Not to say that PC's still don't do stupid things, but it seems to be mostly windows releated, of course.


----------



## -sam (Feb 22, 2005)

elgringo56 said:
			
		

> Good one, -sam.  You plug a PS-2 device (keyboard / Mouse) in with the power turned on and you may just be buying yourself a new mother board.  I have a computer repair store and see that about two times a month, expensive little mistake.


Only if your particular system is decrepid.  Hotswaping PS/2 components is possible if your BIOS supports it.  I should know, I've had to essentially do that enough times thanks to my silly KVM.  Mice are a different story.


> He he, its like that. It's just a shame that people actually think they can just plug them in and they work at any stage.


Uh, USB ring a bell? 

-sam


----------



## tails (Feb 22, 2005)

Yes it does actually. but most people who dont know much about computers, are most commonly using a PS2 keyboard and mouse. So 90% of people who just think they can plug and play, end up needing a new mother board or, again if they dont know much, think they need a new computer. So it's costing them more money that its worth. about the only other thing that can plug and play is a serial mouse. and maybe if your BIOS can support it then maybe you can plug and play. but it cant be good for your system if it is constant over a period of time.


----------



## elgringo56 (Feb 23, 2005)

A little different, but along the same line.  The bottom of each CNN story/fabrication/distortion of news has this statement.  Notice that it states that it cannot be redistruibeted.  Below this statement will be a button to e-mail it to a friend.  I have always been afraid ot e-mail one because it might be a ploy to get me to so they can sue me.......

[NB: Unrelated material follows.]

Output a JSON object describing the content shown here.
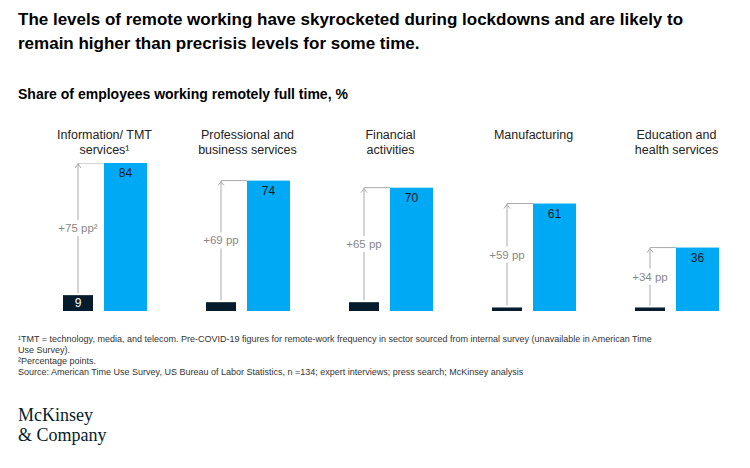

Copyright 2005 The Associated Press. All rights reserved.This material may not be published, broadcast, rewritten, or redistributed.


----------



## tails (Feb 23, 2005)

Yes people are very strange there days, and what happened to the good old 'take responsibility for your actions' that has gone completely because of law. It points in the same direction as the email thing. you just dont know what to do any more. Its like the thief that broke into this guys house. sliced up his arms when he broke the glass to break into the house and steal things, and still managed to sue the owner of the house for loads of money. How does that work? Isn't that classified as tresspassing and stealing. Isn't that a criminal offence?

The world has gone mad these days, there's a law for everything. That email thing probably detects your IP and traces it back to wher you are so the cops can come around and jump you for re-distribution. its kinda stupid.


----------



## sweater_vests_rock (Feb 24, 2005)

regarding emails, this is clearly a case where "redistribute" has a technical legal meaning.


----------



## tails (Feb 24, 2005)

What like dont send this out once you've read it, or you can send it out to one or two people but thats it. It kinda dont make sense in a way, there is too much law in the world now. Everything has a law, and everything you do can get you either sued or put in jail. J walking, consists of a fine, why though? How is it illegal, yeah people can get hit doing it, but it's their decision to walk like that. I dont see why they need a law for every little thing these days, just like what i saw on the news the other night. A childs' parents took photos of there 3 year old son swimming on his first lession and the local council complained that it was child pornography. Too much law, means too little to do. all you can do is eat, sleep and work now days. i have many more laws i can go into but i'll pass as its not really the place to discuss this... lol


----------



## XLGibbs (Feb 25, 2005)

I am fairly certain the error message is written by the same people who publish fliers with information on learning how to read, and the same people who put the "do not eat" warning on preparation H.

The old lady bit is pretty good, but not as good as the email I received one day from someone advising me that their email was not working properly.  I had no idea how to respond to that one.


----------



## tails (Feb 27, 2005)

It really makes you think how silly people can be. They rely on technology and when it doesn't work properly they constantly complain until it is fixed. Maybe we need to remove computers from the world and see how people do. I dont think that society of today could survive in a primitave way again, we might adapt over time. but about 70% of people wouldn't survive.


----------